The hon. Gentleman spoke about health inequalities, life chances and the lack of opportunities—particularly for the black community—as well as violence and the criminal justice system. These are issues that we have to tackle together to understand the root causes and societal causes but also, importantly, to provide the right solutions and the right support to the community across the country.
I echo the hon. Gentleman’s words about our police officers, in particular the injured officers, who have sustained the most appalling injuries. I spoke to the Metropolitan Police Commissioner this morning and heard from her that the officers are recovering. They have sustained some awful, horrendous injuries, including a punctured lung and, where the bike was thrown at the horse, a broken collarbone. I wish all the officers a swift and good recovery. That type of behaviour is thoroughly unacceptable and is exactly what we never want to see again on our streets.

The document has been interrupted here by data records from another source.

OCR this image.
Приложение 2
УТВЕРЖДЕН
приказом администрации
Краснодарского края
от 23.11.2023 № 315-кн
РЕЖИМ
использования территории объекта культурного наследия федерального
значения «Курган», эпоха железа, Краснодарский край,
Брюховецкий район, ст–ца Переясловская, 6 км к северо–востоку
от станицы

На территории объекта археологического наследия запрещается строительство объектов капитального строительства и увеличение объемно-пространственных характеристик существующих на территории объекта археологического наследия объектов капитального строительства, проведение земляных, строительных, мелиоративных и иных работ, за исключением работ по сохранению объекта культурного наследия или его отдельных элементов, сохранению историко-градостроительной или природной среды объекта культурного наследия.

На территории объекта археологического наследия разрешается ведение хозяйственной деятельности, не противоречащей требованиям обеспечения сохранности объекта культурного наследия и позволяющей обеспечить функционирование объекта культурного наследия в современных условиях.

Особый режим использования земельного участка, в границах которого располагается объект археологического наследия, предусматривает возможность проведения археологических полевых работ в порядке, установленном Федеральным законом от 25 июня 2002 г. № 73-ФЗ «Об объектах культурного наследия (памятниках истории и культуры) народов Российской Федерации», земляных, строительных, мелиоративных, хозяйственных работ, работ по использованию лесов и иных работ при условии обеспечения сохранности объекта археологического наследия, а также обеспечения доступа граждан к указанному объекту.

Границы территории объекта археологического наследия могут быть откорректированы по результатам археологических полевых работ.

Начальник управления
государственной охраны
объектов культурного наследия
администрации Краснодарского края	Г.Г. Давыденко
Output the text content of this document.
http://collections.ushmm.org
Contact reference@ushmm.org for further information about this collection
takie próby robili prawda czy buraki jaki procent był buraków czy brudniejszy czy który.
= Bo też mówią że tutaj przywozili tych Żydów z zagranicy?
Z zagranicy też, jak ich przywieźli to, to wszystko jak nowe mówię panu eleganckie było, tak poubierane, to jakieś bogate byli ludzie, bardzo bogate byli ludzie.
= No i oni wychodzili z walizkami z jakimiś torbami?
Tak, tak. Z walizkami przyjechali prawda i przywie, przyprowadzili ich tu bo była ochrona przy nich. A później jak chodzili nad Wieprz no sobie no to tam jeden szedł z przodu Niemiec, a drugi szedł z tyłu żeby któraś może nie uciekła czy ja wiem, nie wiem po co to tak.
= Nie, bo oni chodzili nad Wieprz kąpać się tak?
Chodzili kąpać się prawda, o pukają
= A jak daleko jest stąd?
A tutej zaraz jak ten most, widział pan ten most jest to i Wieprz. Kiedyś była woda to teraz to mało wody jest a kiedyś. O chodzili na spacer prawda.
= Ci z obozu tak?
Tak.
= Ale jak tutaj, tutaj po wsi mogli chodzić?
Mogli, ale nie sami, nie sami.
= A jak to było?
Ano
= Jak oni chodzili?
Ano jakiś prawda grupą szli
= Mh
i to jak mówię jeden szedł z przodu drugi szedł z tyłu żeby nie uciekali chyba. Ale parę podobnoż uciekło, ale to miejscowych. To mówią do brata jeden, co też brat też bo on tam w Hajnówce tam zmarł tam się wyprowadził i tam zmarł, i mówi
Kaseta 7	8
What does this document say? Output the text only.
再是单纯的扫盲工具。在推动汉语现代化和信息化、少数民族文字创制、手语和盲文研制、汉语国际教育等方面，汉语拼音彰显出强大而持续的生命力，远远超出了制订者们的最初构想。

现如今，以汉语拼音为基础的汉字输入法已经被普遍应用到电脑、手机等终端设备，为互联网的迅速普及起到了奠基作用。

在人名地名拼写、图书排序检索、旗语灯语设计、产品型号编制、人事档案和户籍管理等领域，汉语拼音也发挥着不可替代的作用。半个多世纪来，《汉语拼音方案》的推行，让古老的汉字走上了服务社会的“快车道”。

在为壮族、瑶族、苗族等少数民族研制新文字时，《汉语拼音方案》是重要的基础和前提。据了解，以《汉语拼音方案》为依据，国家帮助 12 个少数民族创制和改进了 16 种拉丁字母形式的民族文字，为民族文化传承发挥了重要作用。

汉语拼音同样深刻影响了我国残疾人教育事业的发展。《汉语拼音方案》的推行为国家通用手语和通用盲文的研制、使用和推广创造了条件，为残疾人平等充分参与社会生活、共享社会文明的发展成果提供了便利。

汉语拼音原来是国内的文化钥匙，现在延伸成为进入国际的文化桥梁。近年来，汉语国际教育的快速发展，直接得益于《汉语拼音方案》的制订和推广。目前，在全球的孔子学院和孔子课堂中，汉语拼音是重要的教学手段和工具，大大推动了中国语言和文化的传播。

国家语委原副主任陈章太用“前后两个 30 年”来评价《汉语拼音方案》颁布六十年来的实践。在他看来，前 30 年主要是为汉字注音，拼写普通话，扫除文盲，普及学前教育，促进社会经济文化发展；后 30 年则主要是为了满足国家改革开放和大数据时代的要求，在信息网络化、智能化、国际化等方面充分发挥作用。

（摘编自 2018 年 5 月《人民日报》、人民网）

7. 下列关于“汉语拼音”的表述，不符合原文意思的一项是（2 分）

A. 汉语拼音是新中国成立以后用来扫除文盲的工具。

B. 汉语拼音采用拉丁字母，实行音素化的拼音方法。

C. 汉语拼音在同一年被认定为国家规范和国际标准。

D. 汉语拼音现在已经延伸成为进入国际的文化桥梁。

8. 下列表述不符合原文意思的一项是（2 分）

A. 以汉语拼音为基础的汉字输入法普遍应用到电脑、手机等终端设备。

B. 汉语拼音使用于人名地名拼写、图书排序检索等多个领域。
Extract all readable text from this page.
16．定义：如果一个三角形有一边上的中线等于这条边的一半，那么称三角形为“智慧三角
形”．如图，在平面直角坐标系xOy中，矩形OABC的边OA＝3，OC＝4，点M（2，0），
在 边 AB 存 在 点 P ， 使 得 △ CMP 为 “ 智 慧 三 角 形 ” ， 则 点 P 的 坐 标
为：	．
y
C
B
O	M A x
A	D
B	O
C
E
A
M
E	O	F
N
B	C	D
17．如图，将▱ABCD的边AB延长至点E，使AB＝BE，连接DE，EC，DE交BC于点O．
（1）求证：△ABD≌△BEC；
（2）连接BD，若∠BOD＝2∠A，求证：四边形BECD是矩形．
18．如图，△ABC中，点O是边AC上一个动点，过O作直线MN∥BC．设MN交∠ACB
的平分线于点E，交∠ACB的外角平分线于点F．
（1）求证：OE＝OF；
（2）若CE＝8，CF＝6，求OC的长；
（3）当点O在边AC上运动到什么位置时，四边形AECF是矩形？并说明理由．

When it comes to coronavirus, our police continue to operate by consent and ensuring community engagement, which is at the heart of policing by consent in the United Kingdom. They have the support of the communities within which they operate and work with the organisers. However, the police and the Metropolitan Police Commissioner have been absolutely clear that, with the protests that we saw over the weekend, there were no community organisers to engage with. I made a plea on Saturday and urged all the community organisers behind the protests to engage with the police, so that people could protest safely and prevent the spread of the virus, and also violence and disorder could be prevented from taking place. Sadly, that did not happen. Going forward, we must work together collectively to prevent acts of violence and thuggery of the kind that we saw at the weekend and ensure that people who want their voices heard can find the right ways of doing that without necessarily coming on to the streets and protesting.